His body, buried in a 5-foot deep hole and then covered by concrete, was undiscovered for 19 years.

"Losing a father at a young age is hard enough, but to lose a father in such a violent and mysterious way is nothing short of horrific," Weinstein wrote. "I don't know which crime was more monstrous, the actual murder or the concealment of his body."

A witness testified that Eppolito stood guard while a man resembling Caracappa brought Greenwald into the garage and executed him.

Eppolito, 57, whose father was a member of the Gambino crime family, and Caracappa, 64, were respected detectives who worked for Luchese family underboss Anthony "Gaspipe" Casso between 1986 and 1990.

The eight murders were committed while the pair was simultaneously on the payrolls of both the police department and Casso. Eppolito and Caracappa _ dubbed the "Mafia Cops" _ received $4,000 a month from Casso, who also used them to get information from inside law enforcement. Their pay went up for the murders: They earned $65,000 for one killing.

Federal prosecutor Daniel Wenner described the case as "the bloodiest, most violent betrayal of the badge this city has ever seen."

Caracappa, who retired in 1992, helped establish the city police department's unit for Mafia murder investigations. Eppolito was a much-praised street cop despite whispers that some of his arrests came via tips from mobsters.

Eppolito also played a bit part in the mob movie "GoodFellas." After retiring in 1990, he unsuccessfully tried his hand at Hollywood scriptwriting. In his autobiography, "Mafia Cop," he portrayed himself as an honest cop from a crooked family.

The pair, both highly decorated, spent a combined 44 years on the force and eventually retired to homes on the same block in Las Vegas.

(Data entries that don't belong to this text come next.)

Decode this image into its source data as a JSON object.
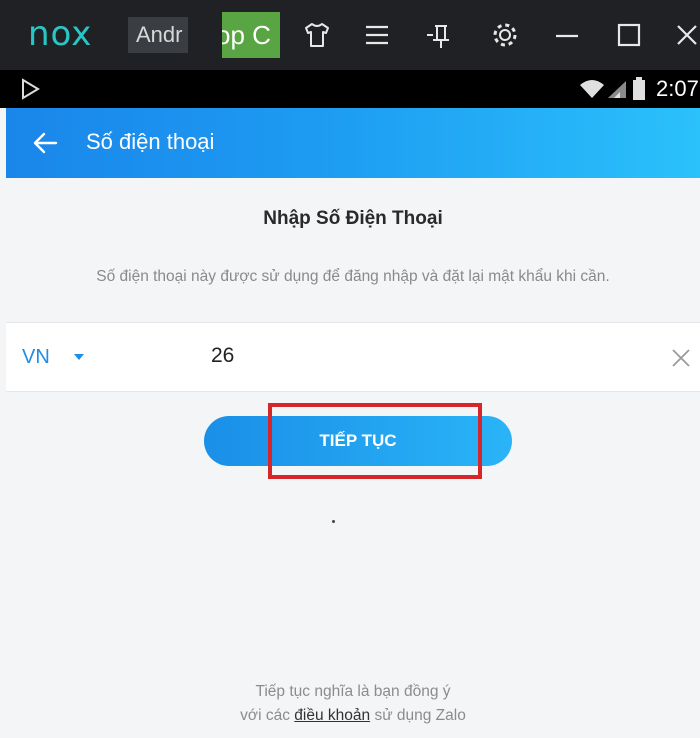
{
  "emulator": {
    "logo": "nox",
    "tab1_label": "Andr",
    "tab2_label": "op C",
    "toolbar_icons": [
      "shirt-icon",
      "menu-icon",
      "pin-icon",
      "gear-icon",
      "minimize-icon",
      "maximize-icon",
      "close-icon"
    ]
  },
  "status_bar": {
    "time": "2:07"
  },
  "app_bar": {
    "title": "Số điện thoại"
  },
  "form": {
    "heading": "Nhập Số Điện Thoại",
    "description": "Số điện thoại này được sử dụng để đăng nhập và đặt lại mật khẩu khi cần.",
    "country_code": "VN",
    "phone_value": "26",
    "continue_label": "TIẾP TỤC"
  },
  "terms": {
    "line1": "Tiếp tục nghĩa là bạn đồng ý",
    "line2_prefix": "với các",
    "link": "điều khoản",
    "line2_suffix": "sử dụng Zalo"
  },
  "colors": {
    "accent": "#1d8de8",
    "highlight": "#d6262a",
    "nox_teal": "#28c7c7"
  }
}
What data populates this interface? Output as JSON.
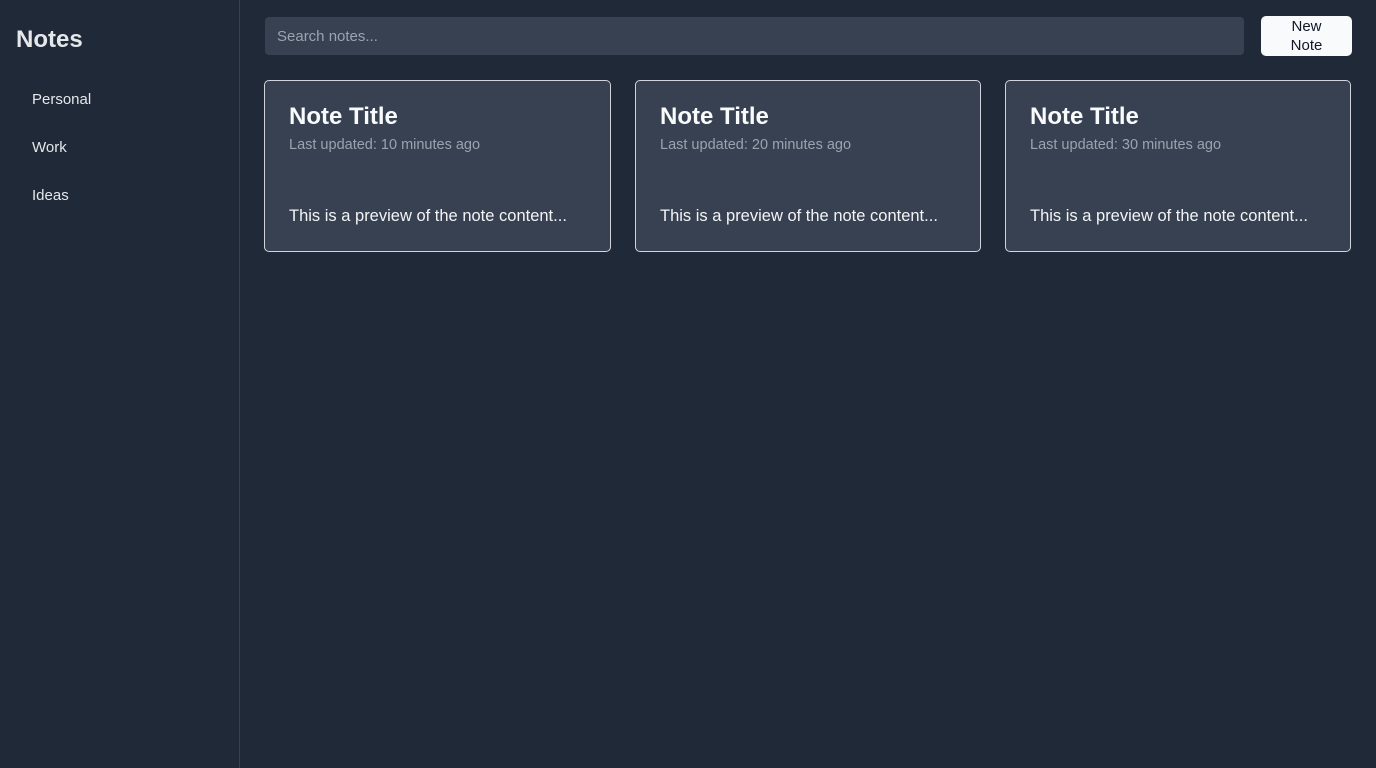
{
  "sidebar": {
    "title": "Notes",
    "items": [
      {
        "label": "Personal"
      },
      {
        "label": "Work"
      },
      {
        "label": "Ideas"
      }
    ]
  },
  "toolbar": {
    "search_placeholder": "Search notes...",
    "new_note_label": "New Note"
  },
  "notes": [
    {
      "title": "Note Title",
      "updated": "Last updated: 10 minutes ago",
      "preview": "This is a preview of the note content..."
    },
    {
      "title": "Note Title",
      "updated": "Last updated: 20 minutes ago",
      "preview": "This is a preview of the note content..."
    },
    {
      "title": "Note Title",
      "updated": "Last updated: 30 minutes ago",
      "preview": "This is a preview of the note content..."
    }
  ],
  "colors": {
    "background": "#1f2937",
    "sidebar_bg": "#202938",
    "card_bg": "#374151",
    "card_border": "#d1d5db",
    "button_bg": "#f9fafb",
    "muted_text": "#9ca3af"
  }
}
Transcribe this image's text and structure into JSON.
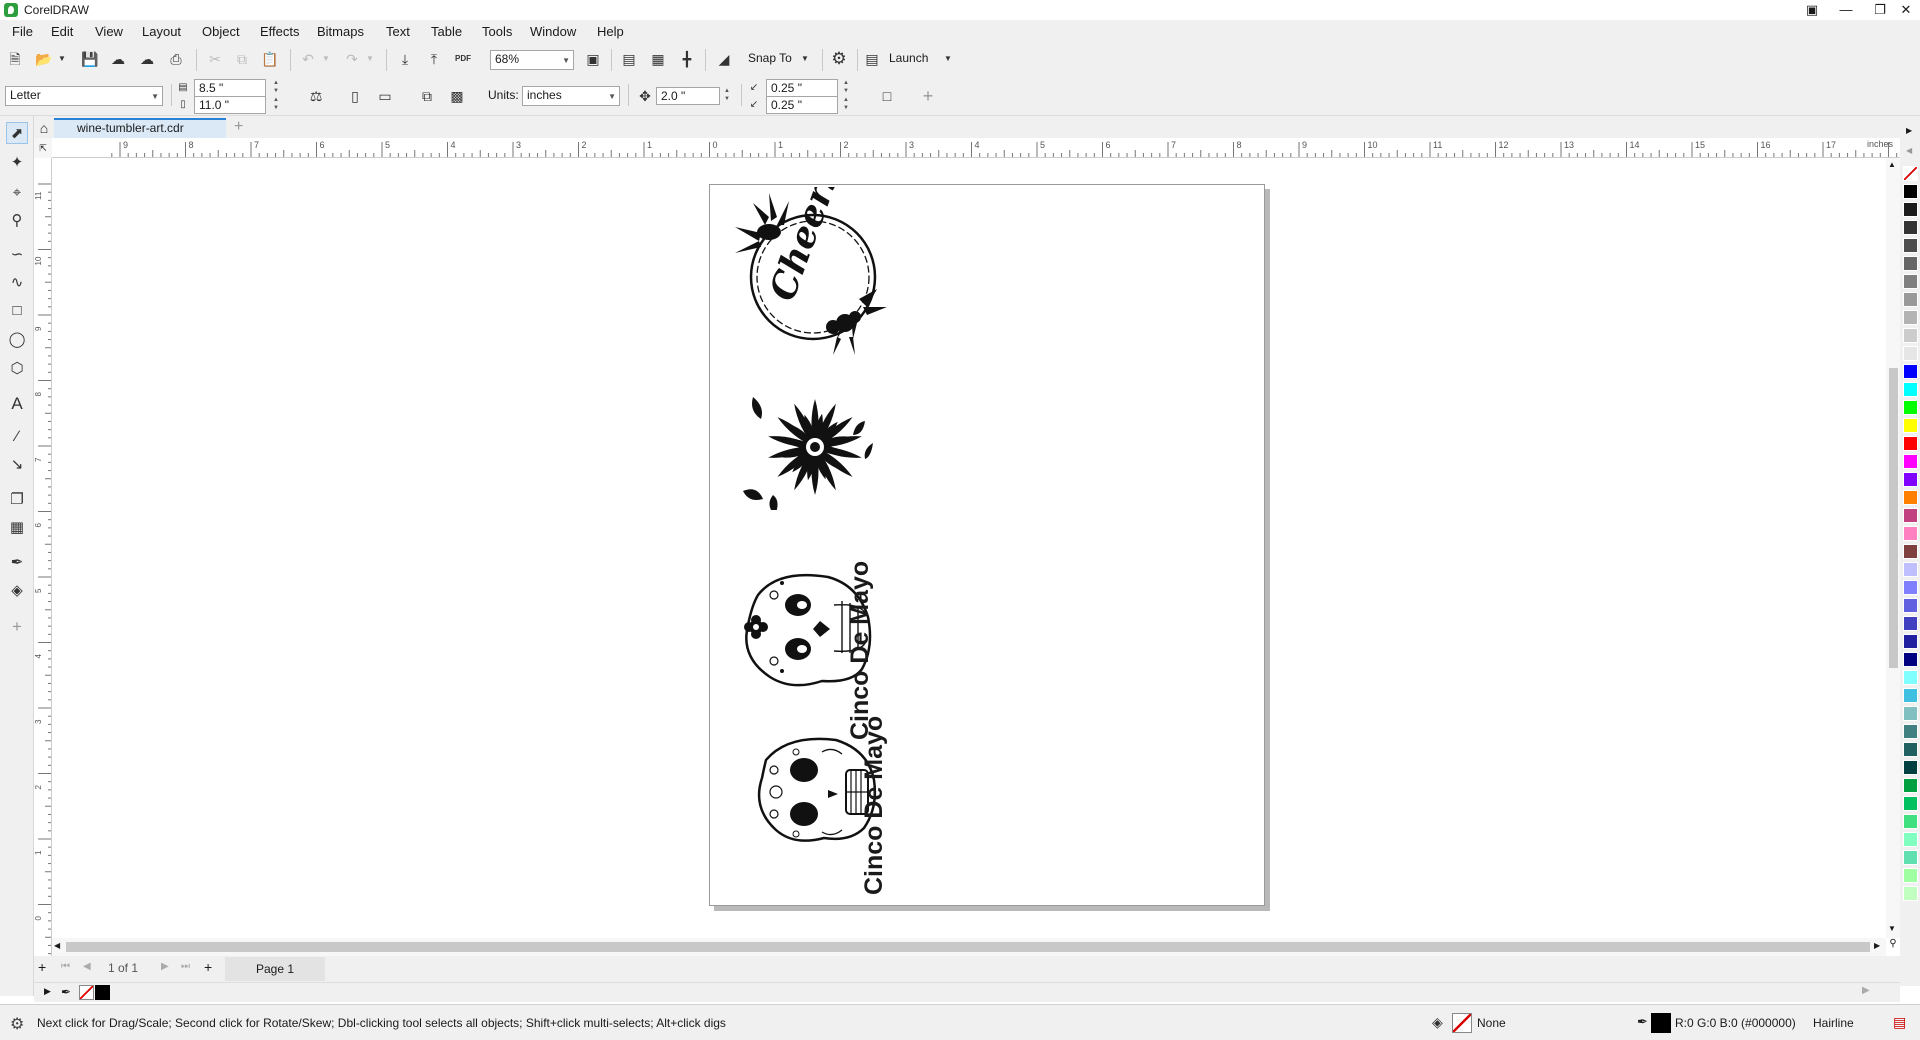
{
  "app": {
    "title": "CorelDRAW"
  },
  "menu": [
    "File",
    "Edit",
    "View",
    "Layout",
    "Object",
    "Effects",
    "Bitmaps",
    "Text",
    "Table",
    "Tools",
    "Window",
    "Help"
  ],
  "toolbar": {
    "zoom": "68%",
    "snap_label": "Snap To",
    "launch_label": "Launch",
    "pdf_label": "PDF"
  },
  "propbar": {
    "page_size": "Letter",
    "width": "8.5 \"",
    "height": "11.0 \"",
    "units_label": "Units:",
    "units_value": "inches",
    "nudge": "2.0 \"",
    "dup_x": "0.25 \"",
    "dup_y": "0.25 \""
  },
  "tab": {
    "filename": "wine-tumbler-art.cdr"
  },
  "ruler": {
    "unit": "inches",
    "h_labels": [
      "9",
      "8",
      "7",
      "6",
      "5",
      "4",
      "3",
      "2",
      "1",
      "0",
      "1",
      "2",
      "3",
      "4",
      "5",
      "6",
      "7",
      "8",
      "9",
      "10",
      "11",
      "12",
      "13",
      "14",
      "15",
      "16",
      "17"
    ],
    "v_labels": [
      "11",
      "10",
      "9",
      "8",
      "7",
      "6",
      "5",
      "4",
      "3",
      "2",
      "1",
      "0"
    ]
  },
  "artwork": {
    "wreath_text": "Cheers",
    "skull1_text": "Cinco De Mayo",
    "skull2_text": "Cinco De Mayo"
  },
  "pagenav": {
    "counter": "1 of 1",
    "page_tab": "Page 1"
  },
  "status": {
    "hint": "Next click for Drag/Scale; Second click for Rotate/Skew; Dbl-clicking tool selects all objects; Shift+click multi-selects; Alt+click digs",
    "fill_label": "None",
    "outline_color": "R:0 G:0 B:0 (#000000)",
    "outline_width": "Hairline"
  },
  "palette_colors": [
    "#ffffff",
    "#000000",
    "#1a1a1a",
    "#333333",
    "#4d4d4d",
    "#666666",
    "#808080",
    "#999999",
    "#b3b3b3",
    "#cccccc",
    "#e6e6e6",
    "#0000ff",
    "#00ffff",
    "#00ff00",
    "#ffff00",
    "#ff0000",
    "#ff00ff",
    "#8000ff",
    "#ff8000",
    "#c04080",
    "#ff80c0",
    "#7f3f3f",
    "#bfbfff",
    "#8080ff",
    "#6060e0",
    "#4040c0",
    "#2020a0",
    "#000080",
    "#80ffff",
    "#40c0e0",
    "#80c0c0",
    "#408080",
    "#206060",
    "#004040",
    "#00a040",
    "#00c060",
    "#40e080",
    "#80ffc0",
    "#60e0b0",
    "#a0ffa0",
    "#c0ffc0"
  ]
}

The sentencings won't end the explosive case. Later this month, Eppolito will press forward with his request for a new trial based on his claim that his previous defense attorney failed to put on a competent defense.

Eppolito has asked for Casso to appear at that hearing. Casso, who was reportedly involved in 36 murders himself, claimed he had exculpatory evidence against the two ex-detectives.

The defense opted not to put him on the stand, and did not call either defendant as a witness.

Caracappa's attorney has also left the defense team.

The racketeering convictions could be overturned because of the statute of limitations. The defense argues there was no ongoing criminal enterprise while the detectives were living in Las Vegas, making a racketeering charge legally untenable.

U.S. District Court Judge Jack B. Weinstein, while declining to throw out the verdicts himself, suggested the statute of limitation claim could work.

"It was not a strong case, and the government was warned that from day one," Weinstein said at a May hearing. "There is a sound basis for appeal."